If you went to your financial advisor and asked him to allocate your stock, bond, or fund investments, there is a good chance the allocation generated will come from an academic model called portfolio theory. It is the Nobel Prize winning model that is taught in university finance courses, and used by the mainstream financial industry worldwide.
Determinants Of Your Portfolio Allocation
Put simply without the math, your portfolio is determined by 2 main factors: Historical data, and your risk tolerance. Historical data here refers to the price behavior of your investments in the past, and risk tolerance is a mathematical calculation of how risky your portfolio should be based on personal preferences, age, and so on.
For example, if you are in your 20s and have voiced high risk appetite, you would invest more in “risky” assets like stocks, and more on bonds. The exact number is also based on an optimal risk-return combination that relies heavily on historical data.
History May Not Equal Future
The first limitation of this approach is that historical returns may not repeat themselves in the future.
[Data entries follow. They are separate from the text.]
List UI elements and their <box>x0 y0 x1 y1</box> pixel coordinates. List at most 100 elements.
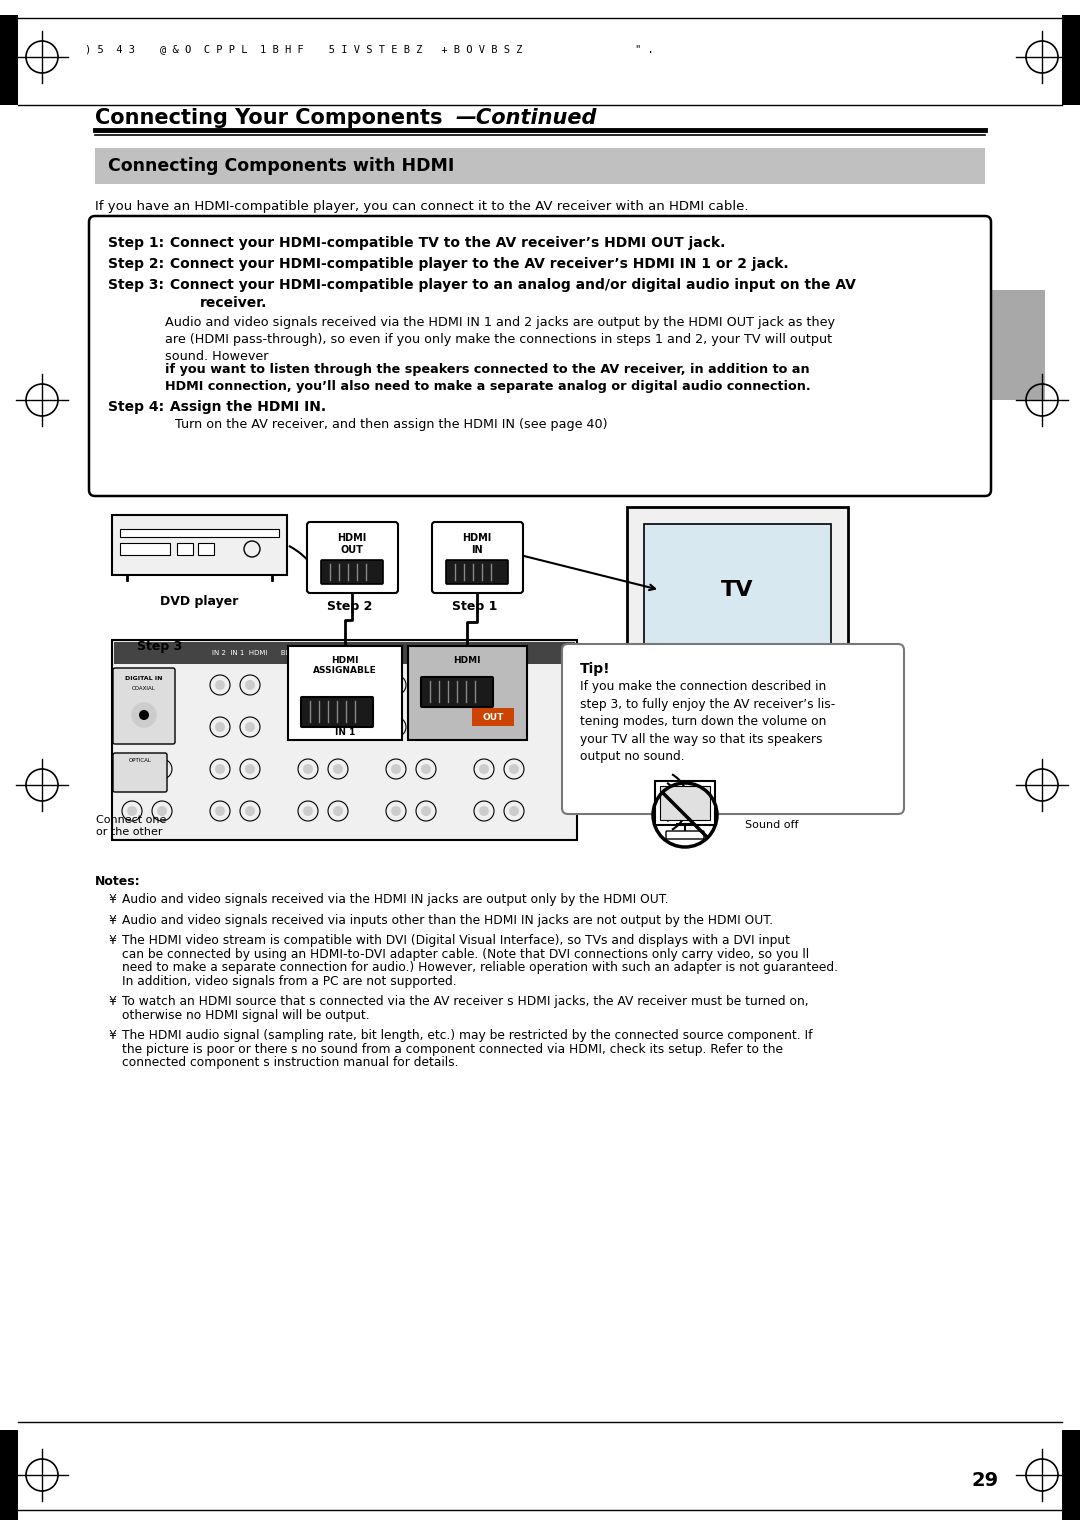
FancyBboxPatch shape <box>654 781 715 825</box>
Text: ¥: ¥ <box>108 914 116 926</box>
Text: 29: 29 <box>971 1470 999 1490</box>
Circle shape <box>127 764 137 775</box>
Text: ANT/HDMI: ANT/HDMI <box>422 649 457 656</box>
Circle shape <box>215 764 225 775</box>
Circle shape <box>391 723 401 732</box>
Circle shape <box>509 723 519 732</box>
Bar <box>0 1430 18 1520</box>
Text: if you want to listen through the speakers connected to the AV receiver, in addi: if you want to listen through the speake… <box>165 364 811 393</box>
Circle shape <box>245 723 255 732</box>
Text: Connecting Components with HDMI: Connecting Components with HDMI <box>108 157 455 176</box>
Circle shape <box>245 680 255 691</box>
Circle shape <box>303 764 313 775</box>
Bar <box>112 640 577 840</box>
Text: can be connected by using an HDMI-to-DVI adapter cable. (Note that DVI connectio: can be connected by using an HDMI-to-DVI… <box>122 947 809 961</box>
Circle shape <box>127 680 137 691</box>
Bar <box>0 15 18 105</box>
Circle shape <box>480 680 489 691</box>
Bar <box>112 515 287 575</box>
Bar <box>120 542 170 555</box>
Text: If you make the connection described in
step 3, to fully enjoy the AV receiver’s: If you make the connection described in … <box>580 680 835 762</box>
Circle shape <box>245 764 255 775</box>
Text: Turn on the AV receiver, and then assign the HDMI IN (see page 40): Turn on the AV receiver, and then assign… <box>175 419 607 431</box>
FancyBboxPatch shape <box>113 668 175 744</box>
Circle shape <box>157 680 167 691</box>
Text: ¥: ¥ <box>108 1028 116 1042</box>
Bar <box>472 707 514 726</box>
Text: COAXIAL: COAXIAL <box>132 686 156 691</box>
FancyBboxPatch shape <box>288 646 402 740</box>
Text: Step 3:: Step 3: <box>108 278 164 292</box>
Text: Audio and video signals received via the HDMI IN jacks are output only by the HD: Audio and video signals received via the… <box>122 892 669 906</box>
Bar <box>95 148 985 183</box>
FancyBboxPatch shape <box>113 753 167 792</box>
Bar <box>1062 15 1080 105</box>
FancyBboxPatch shape <box>307 523 399 593</box>
Text: otherwise no HDMI signal will be output.: otherwise no HDMI signal will be output. <box>122 1008 369 1022</box>
Text: Notes:: Notes: <box>95 876 140 888</box>
Text: OUT: OUT <box>483 712 503 721</box>
Circle shape <box>157 723 167 732</box>
Circle shape <box>215 723 225 732</box>
FancyBboxPatch shape <box>421 677 492 707</box>
Text: Step 1: Step 1 <box>453 601 498 613</box>
Circle shape <box>245 805 255 816</box>
Text: DIGITAL IN: DIGITAL IN <box>125 675 163 681</box>
Circle shape <box>215 680 225 691</box>
Circle shape <box>509 680 519 691</box>
Circle shape <box>509 805 519 816</box>
Text: Connect your HDMI-compatible TV to the AV receiver’s HDMI OUT jack.: Connect your HDMI-compatible TV to the A… <box>165 235 726 251</box>
Text: Step 2:: Step 2: <box>108 257 164 270</box>
Text: The HDMI video stream is compatible with DVI (Digital Visual Interface), so TVs : The HDMI video stream is compatible with… <box>122 934 789 947</box>
Text: Step 3: Step 3 <box>137 640 183 652</box>
Text: Step 1:: Step 1: <box>108 235 164 251</box>
Text: the picture is poor or there s no sound from a component connected via HDMI, che: the picture is poor or there s no sound … <box>122 1042 783 1056</box>
Circle shape <box>480 723 489 732</box>
Text: HDMI: HDMI <box>454 656 481 665</box>
FancyBboxPatch shape <box>432 523 523 593</box>
Text: Assign the HDMI IN.: Assign the HDMI IN. <box>165 400 326 414</box>
Bar <box>120 529 279 536</box>
Bar <box>114 642 575 665</box>
Text: IN 2  IN 1  HDMI      BD/DVD: IN 2 IN 1 HDMI BD/DVD <box>212 649 309 656</box>
Text: Audio and video signals received via the HDMI IN 1 and 2 jacks are output by the: Audio and video signals received via the… <box>165 316 835 364</box>
Circle shape <box>157 764 167 775</box>
FancyBboxPatch shape <box>627 507 848 672</box>
FancyBboxPatch shape <box>446 559 508 584</box>
FancyBboxPatch shape <box>666 831 704 839</box>
Circle shape <box>127 805 137 816</box>
Bar <box>660 785 710 821</box>
Text: receiver.: receiver. <box>200 296 268 310</box>
FancyBboxPatch shape <box>697 691 777 706</box>
Circle shape <box>303 805 313 816</box>
Bar <box>177 542 193 555</box>
Text: DVD player: DVD player <box>160 594 239 608</box>
FancyBboxPatch shape <box>408 646 527 740</box>
Circle shape <box>333 680 343 691</box>
Text: ¥: ¥ <box>108 934 116 947</box>
Circle shape <box>391 680 401 691</box>
Text: ¥: ¥ <box>108 995 116 1008</box>
Circle shape <box>303 723 313 732</box>
Bar <box>644 524 831 656</box>
Circle shape <box>391 805 401 816</box>
FancyBboxPatch shape <box>301 697 373 727</box>
Circle shape <box>127 723 137 732</box>
Circle shape <box>132 703 156 727</box>
Circle shape <box>333 723 343 732</box>
Text: Step 4:: Step 4: <box>108 400 164 414</box>
Bar <box>985 290 1045 400</box>
FancyBboxPatch shape <box>562 643 904 814</box>
Circle shape <box>421 805 431 816</box>
Text: Connect your HDMI-compatible player to an analog and/or digital audio input on t: Connect your HDMI-compatible player to a… <box>165 278 855 292</box>
Circle shape <box>139 711 149 720</box>
FancyBboxPatch shape <box>89 215 991 497</box>
Circle shape <box>480 764 489 775</box>
Circle shape <box>421 764 431 775</box>
Text: IN 1: IN 1 <box>335 727 355 736</box>
Text: HDMI
ASSIGNABLE: HDMI ASSIGNABLE <box>313 656 377 675</box>
Text: To watch an HDMI source that s connected via the AV receiver s HDMI jacks, the A: To watch an HDMI source that s connected… <box>122 995 809 1008</box>
Text: Connect your HDMI-compatible player to the AV receiver’s HDMI IN 1 or 2 jack.: Connect your HDMI-compatible player to t… <box>165 257 788 270</box>
Text: Step 2: Step 2 <box>327 601 373 613</box>
Text: HDMI
IN: HDMI IN <box>462 533 491 555</box>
Just ask anyone who invested in crude oil before last year, or stocks before the 2008 crisis. Yet relying on historical returns in both examples would lead to a rude shock for investors.
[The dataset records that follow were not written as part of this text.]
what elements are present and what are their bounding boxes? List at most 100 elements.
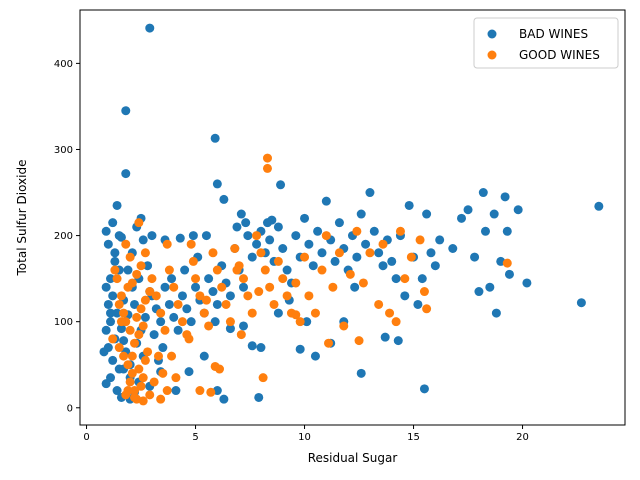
point-good-wines [354,336,364,346]
point-good-wines [119,351,129,361]
point-bad-wines [513,205,523,215]
point-bad-wines [404,200,414,210]
point-bad-wines [210,317,220,327]
point-good-wines [358,278,368,288]
point-good-wines [212,265,222,275]
point-bad-wines [167,274,177,284]
point-good-wines [162,239,172,249]
point-good-wines [201,295,211,305]
point-good-wines [247,308,257,318]
point-good-wines [132,269,142,279]
point-bad-wines [391,274,401,284]
point-bad-wines [182,304,192,314]
point-good-wines [295,317,305,327]
point-bad-wines [164,299,174,309]
point-good-wines [278,274,288,284]
point-good-wines [125,377,135,387]
point-good-wines [199,308,209,318]
point-bad-wines [300,213,310,223]
point-bad-wines [478,188,488,198]
point-bad-wines [356,368,366,378]
point-bad-wines [361,239,371,249]
plot-frame [79,9,626,426]
x-tick-label: 15 [407,432,420,443]
point-good-wines [167,351,177,361]
point-bad-wines [149,330,159,340]
point-good-wines [169,282,179,292]
point-bad-wines [267,215,277,225]
point-good-wines [123,360,133,370]
point-good-wines [232,265,242,275]
x-tick-label: 20 [516,432,529,443]
point-good-wines [352,226,362,236]
point-bad-wines [225,324,235,334]
point-good-wines [134,330,144,340]
points-layer [99,23,604,406]
point-good-wines [252,231,262,241]
point-good-wines [127,351,137,361]
x-tick-label: 0 [83,432,89,443]
point-good-wines [149,377,159,387]
point-bad-wines [191,282,201,292]
point-bad-wines [184,367,194,377]
point-bad-wines [504,269,514,279]
point-good-wines [317,265,327,275]
point-bad-wines [422,209,432,219]
point-good-wines [114,343,124,353]
point-good-wines [119,308,129,318]
point-good-wines [243,291,253,301]
y-axis-ticks: 0 100 200 300 400 [54,59,80,414]
point-bad-wines [365,188,375,198]
point-bad-wines [225,291,235,301]
point-bad-wines [219,194,229,204]
point-bad-wines [101,282,111,292]
point-bad-wines [147,231,157,241]
point-good-wines [378,239,388,249]
point-bad-wines [106,317,116,327]
point-bad-wines [108,291,118,301]
point-bad-wines [112,308,122,318]
point-bad-wines [156,317,166,327]
point-good-wines [204,321,214,331]
point-good-wines [130,338,139,348]
point-good-wines [136,261,146,271]
point-good-wines [291,278,301,288]
point-bad-wines [175,233,185,243]
point-bad-wines [321,196,331,206]
point-bad-wines [252,239,262,249]
point-bad-wines [110,248,120,258]
point-bad-wines [239,282,248,292]
point-good-wines [134,364,144,374]
point-bad-wines [199,351,209,361]
point-bad-wines [121,106,131,116]
point-good-wines [265,282,275,292]
x-tick-label: 10 [298,432,311,443]
y-axis-label: Total Sulfur Dioxide [15,160,29,277]
point-bad-wines [387,256,397,266]
point-bad-wines [273,308,283,318]
point-bad-wines [304,239,314,249]
legend-label-good-wines: GOOD WINES [519,48,600,62]
point-bad-wines [310,351,320,361]
point-bad-wines [594,201,604,211]
point-good-wines [112,274,122,284]
point-bad-wines [145,23,155,33]
point-bad-wines [522,278,532,288]
point-bad-wines [219,394,229,404]
point-good-wines [339,321,349,331]
point-good-wines [206,387,216,397]
point-good-wines [328,282,338,292]
point-bad-wines [188,231,198,241]
point-good-wines [164,265,174,275]
point-bad-wines [470,252,480,262]
point-good-wines [254,287,264,297]
point-bad-wines [121,169,131,179]
point-bad-wines [241,218,251,228]
point-good-wines [116,317,126,327]
point-good-wines [260,265,270,275]
point-good-wines [273,256,283,266]
point-good-wines [160,325,170,335]
point-bad-wines [236,209,246,219]
point-good-wines [136,381,146,391]
point-bad-wines [169,312,179,322]
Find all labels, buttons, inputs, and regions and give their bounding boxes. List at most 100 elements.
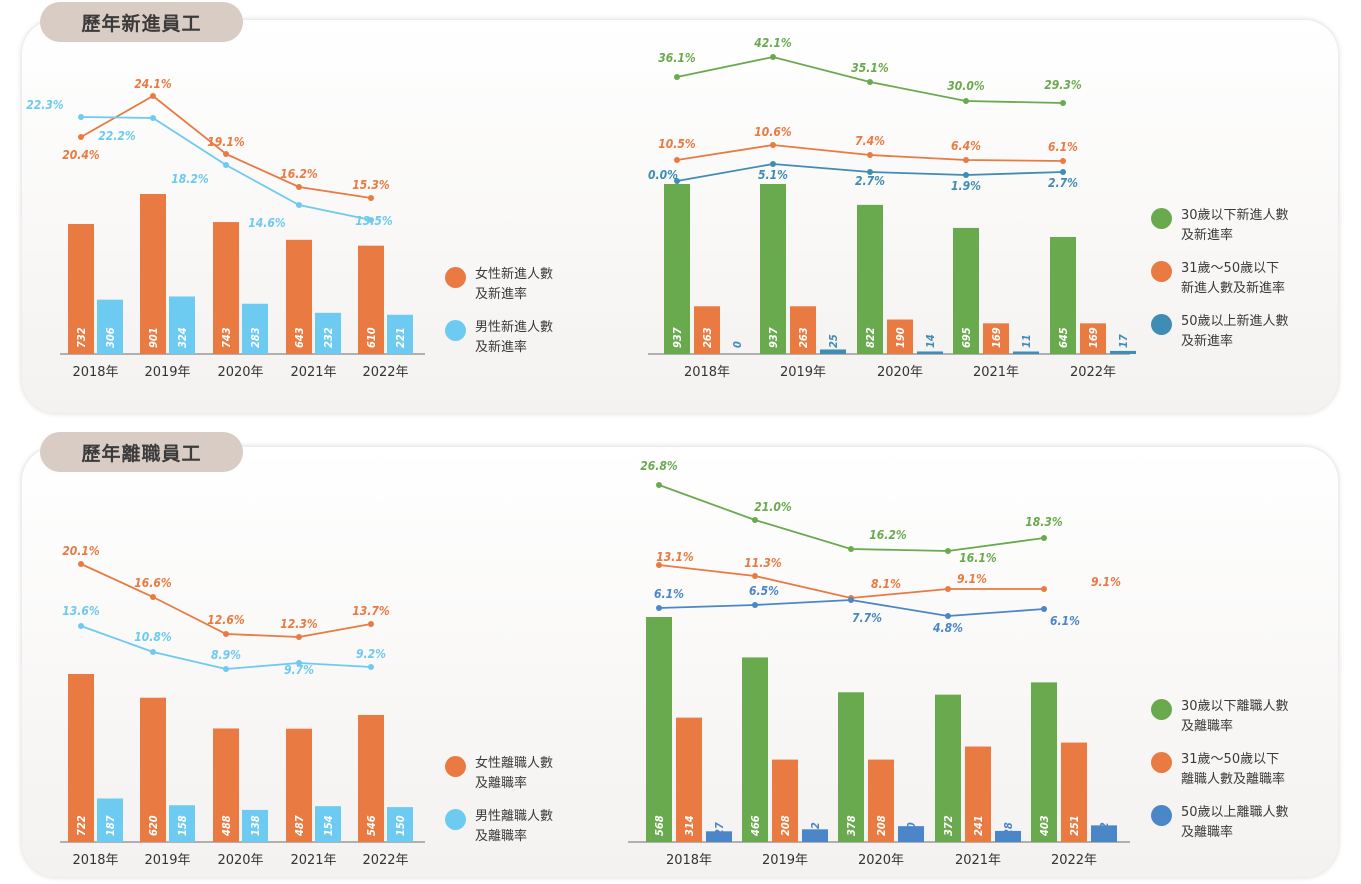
new-hires-section-title: 歷年新進員工 xyxy=(40,2,243,42)
bar-turnover-age-s1-0 xyxy=(676,717,702,842)
rate-point xyxy=(78,623,84,629)
rate-label: 16.2% xyxy=(869,528,907,542)
rate-point xyxy=(752,602,758,608)
bar-hires-age-s0-4 xyxy=(1050,236,1076,354)
legend-swatch xyxy=(1151,208,1172,229)
legend-label: 31歲～50歲以下 新進人數及新進率 xyxy=(1181,261,1286,296)
rate-label: 10.5% xyxy=(658,137,696,151)
rate-label: 6.1% xyxy=(654,587,684,601)
bar-value-label: 546 xyxy=(365,815,378,836)
bar-value-label: 722 xyxy=(75,815,88,836)
rate-point xyxy=(770,142,776,148)
legend-label: 男性離職人數 及離職率 xyxy=(475,809,554,844)
bar-hires-gender-s1-3 xyxy=(315,312,341,354)
rate-point xyxy=(150,93,156,99)
bar-value-label: 937 xyxy=(767,327,780,348)
bar-value-label: 488 xyxy=(220,815,233,836)
bar-turnover-age-s2-3 xyxy=(995,830,1021,842)
category-label: 2019年 xyxy=(144,365,190,380)
bar-value-label: 645 xyxy=(1057,327,1070,348)
rate-label: 20.4% xyxy=(62,148,100,162)
rate-point xyxy=(945,586,951,592)
rate-point xyxy=(674,74,680,80)
category-label: 2021年 xyxy=(290,853,336,868)
bar-value-label: 208 xyxy=(779,815,792,836)
rate-point xyxy=(78,561,84,567)
rate-label: 9.1% xyxy=(957,572,987,586)
category-label: 2019年 xyxy=(780,365,826,380)
rate-label: 13.1% xyxy=(656,550,694,564)
rate-label: 18.3% xyxy=(1025,515,1063,529)
bar-value-label: 11 xyxy=(1020,334,1033,348)
rate-line-turnover-age-s0 xyxy=(658,484,1045,552)
rate-point xyxy=(296,660,302,666)
rate-point xyxy=(223,666,229,672)
bar-value-label: 620 xyxy=(147,815,160,836)
rate-point xyxy=(223,631,229,637)
rate-label: 16.1% xyxy=(959,551,997,565)
category-label: 2018年 xyxy=(72,853,118,868)
bar-value-label: 169 xyxy=(990,327,1003,348)
bar-value-label: 314 xyxy=(683,815,696,836)
bar-value-label: 643 xyxy=(293,327,306,348)
legend-item: 30歲以下新進人數 及新進率 xyxy=(1151,206,1311,246)
bar-value-label: 187 xyxy=(104,815,117,836)
rate-label: 30.0% xyxy=(947,79,985,93)
legend-swatch xyxy=(445,809,466,830)
bar-value-label: 283 xyxy=(249,327,262,348)
rate-point xyxy=(752,573,758,579)
category-label: 2020年 xyxy=(217,853,263,868)
bar-hires-age-s0-3 xyxy=(953,227,979,354)
rate-point xyxy=(656,482,662,488)
turnover-age-legend: 30歲以下離職人數 及離職率 31歲～50歲以下 離職人數及離職率 50歲以上離職人數及… xyxy=(1151,697,1311,856)
category-label: 2022年 xyxy=(1070,365,1116,380)
bar-value-label: 28 xyxy=(1002,822,1015,836)
category-label: 2019年 xyxy=(144,853,190,868)
bar-turnover-age-s0-3 xyxy=(935,694,961,842)
rate-label: 9.1% xyxy=(1091,575,1121,589)
rate-point xyxy=(963,157,969,163)
rate-label: 26.8% xyxy=(640,459,678,473)
bar-value-label: 14 xyxy=(924,334,937,348)
rate-label: 1.9% xyxy=(951,179,981,193)
bar-value-label: 487 xyxy=(293,815,306,836)
category-label: 2019年 xyxy=(762,853,808,868)
legend-item: 男性離職人數 及離職率 xyxy=(445,807,605,847)
rate-point xyxy=(223,162,229,168)
rate-point xyxy=(1041,586,1047,592)
rate-point xyxy=(368,621,374,627)
rate-point xyxy=(963,172,969,178)
rate-point xyxy=(1060,100,1066,106)
rate-label: 14.6% xyxy=(248,216,286,230)
bar-value-label: 403 xyxy=(1038,815,1051,836)
rate-point xyxy=(770,161,776,167)
rate-label: 13.6% xyxy=(62,604,100,618)
legend-item: 31歲～50歲以下 新進人數及新進率 xyxy=(1151,259,1311,299)
bar-hires-gender-s1-2 xyxy=(242,303,268,354)
bar-value-label: 324 xyxy=(176,327,189,348)
rate-point xyxy=(223,151,229,157)
bar-turnover-age-s1-1 xyxy=(772,759,798,842)
rate-label: 12.3% xyxy=(280,617,318,631)
rate-label: 22.2% xyxy=(98,129,136,143)
rate-label: 10.8% xyxy=(134,630,172,644)
category-label: 2022年 xyxy=(1051,853,1097,868)
rate-label: 7.4% xyxy=(855,134,885,148)
rate-point xyxy=(1060,158,1066,164)
bar-turnover-gender-s0-2 xyxy=(213,728,239,842)
rate-point xyxy=(1041,535,1047,541)
bar-hires-gender-s1-4 xyxy=(387,314,413,354)
bar-hires-age-s1-3 xyxy=(983,323,1009,354)
rate-point xyxy=(674,178,680,184)
legend-swatch xyxy=(1151,314,1172,335)
bar-value-label: 158 xyxy=(176,815,189,836)
bar-value-label: 40 xyxy=(905,822,918,836)
bar-value-label: 208 xyxy=(875,815,888,836)
bar-value-label: 154 xyxy=(322,815,335,836)
bar-turnover-gender-s1-4 xyxy=(387,807,413,842)
rate-label: 5.1% xyxy=(758,168,788,182)
rate-label: 8.9% xyxy=(211,648,241,662)
bar-turnover-age-s2-4 xyxy=(1091,825,1117,842)
rate-label: 9.7% xyxy=(284,663,314,677)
Some may argue that such historical assumptions hold up better across the long-term (eg. decades), but imagine yourself sitting on a 50% loss – would you honestly have the patience or risk tolerance to wait it out?
Numerical Assumptions May Not Hold Up In Real Life
This theory has been widely adopted by the finance industry for one simple reason – It is simple to implement across most scenarios. It also helps that it won a Nobel Prize. However, it would help to look in closer detail at the statistical assumptions the model is making.
The first example is that it is based on a statistical assumption called a normal distribution, which is just an assumption on how prices behave, and is very easy to calculate around. Financial markets are far too complex to be described by the normal distribution.
Next, the model describes “risk” very differently from how most people would (i.e. potential loss). “Risk” in finance just means uncertainty, measured by volatility of historical prices, which changes across time. Thus, it is misleading to say that a portfolio is “low-risk” when it actually means price behavior has not been volatile. Again, a quick look at the 2008 crisis shows how fast volatility can change.
How Does This Impact Me?
Portfolio theory has its merits as an elegant solution to portfolio allocation, but it cannot be relied upon 100% completely. It would help to understand its real-world limitations when using it in your investment portfolio, and also incorporate your own future views on how prices will move.